CINDY SHEEHAN IS NOT THE ONLY ONE FOLDING
I am a mental health counselor at Four Winds Hospital in Katonah, NY . I
am also a Vietnam vet. The other day someone handed me an article out of
The Journal News titled Families: Inadequate care foster suicide
among Iraq vets. The article reported on Marine Major John Ruocco who
committed suicide after being back from Iraq for thee months.
When I got home from my work as, I found an article from the New York
Times mailed to me by a friend. Titled Fighting the Terror Of Battles
that Rage In Soldiers' Heads, it is about specialist Alex Lotero who
came home from Iraq with Post Traumatic Stress Disorder (PTSD) and was not
given the proper treatment by the VA and subsequently committed suicide.

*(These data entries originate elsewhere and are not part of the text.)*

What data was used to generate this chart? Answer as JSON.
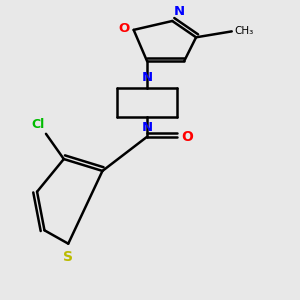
{
  "background_color": "#e8e8e8",
  "figsize": [
    3.0,
    3.0
  ],
  "dpi": 100,
  "atom_colors": {
    "S": "#bbbb00",
    "Cl": "#00bb00",
    "O": "#ff0000",
    "N": "#0000ff",
    "C": "#000000"
  },
  "lw": 1.8
}
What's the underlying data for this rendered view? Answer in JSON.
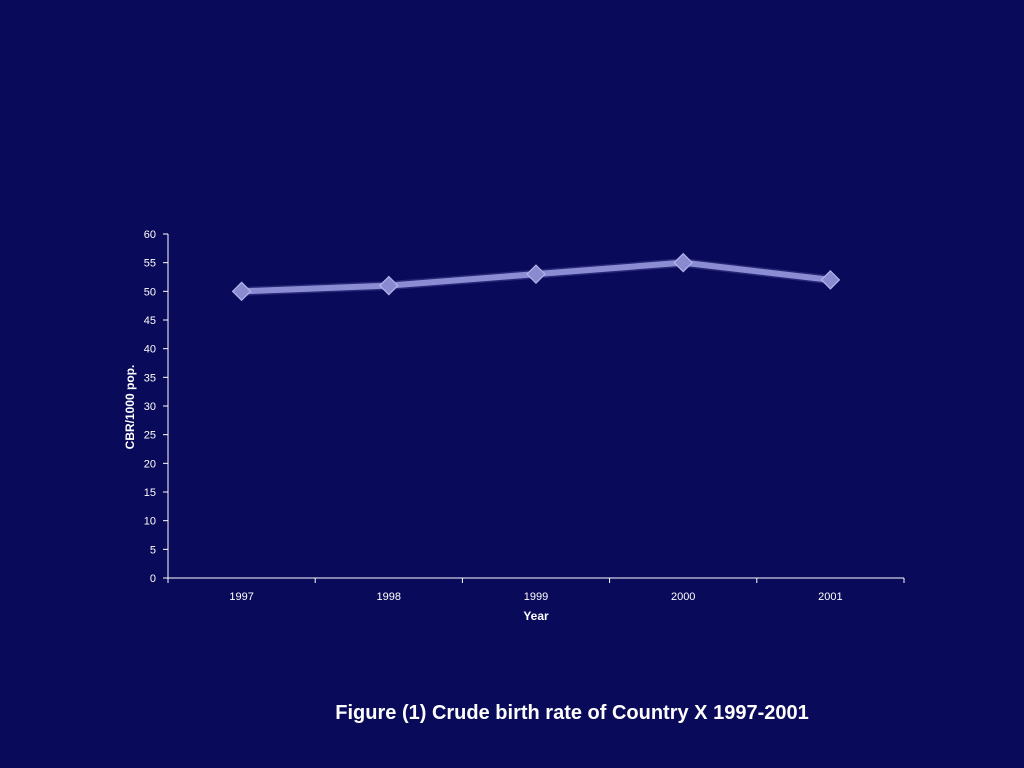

Putting it aside to ponder later, I went on line to check my email and found
an article forwarded to me out of the Salt Lake Tribune titled "I
lost my son to a war I oppose." After reading this article I wiped my
eyes and opened up the next email and found that another friend had sent
me a piece from the New York Times titled Sheehan Quits, Saying,
'It's Up to You Now.'
And right there and then I quit. I found myself walking into the back yard
and sitting by the small pond. It was all too much, too quick for me to digest.
I was flooded with emotion, the pain coming to the surfaces of my life was
more then I could handle and I had to step back like Cindy Sheehan. Sometimes
Vietnam, Iraq and Afghanistan become blended for me.
I have just published a book titled The Making and Unmaking of a
Marine (Millrock Writers Collective). I'd been working on that book
for the last fifteen years, trying to understand how I had been made into
a Marine and how I could undo that job. To me Cindy Sheehan's face was the
face of every Afghani and Iraqi American soldier's mom, and my own face in
the mirror that of every frightened returning soldiers.
What frightens me today is not just the war itself, but that I feel we are
headed into the long and painful coming home phase. The multiple tours
of duty and the absence of secure places "behind the lines" has multiplied
personal and family catastrophe for our warriors. The traumas experienced
by returning soldiers are already manifesting themselves at an alarming rate
in self destructive ways. Yet it seems as if my fellow Americans are more
worried about terrorist attacks than about their rage-filled returning soldiers
turning their fury on themselves; or numbing that rage with drugs or alcohol;
or watching it spill it out as domestic violence.
I don't know what to do. I truly fear the fallout of today's wars as I sit
out by my backyard pond trying to stuff my own war history back into the
bag I so tightly had it stuffed into.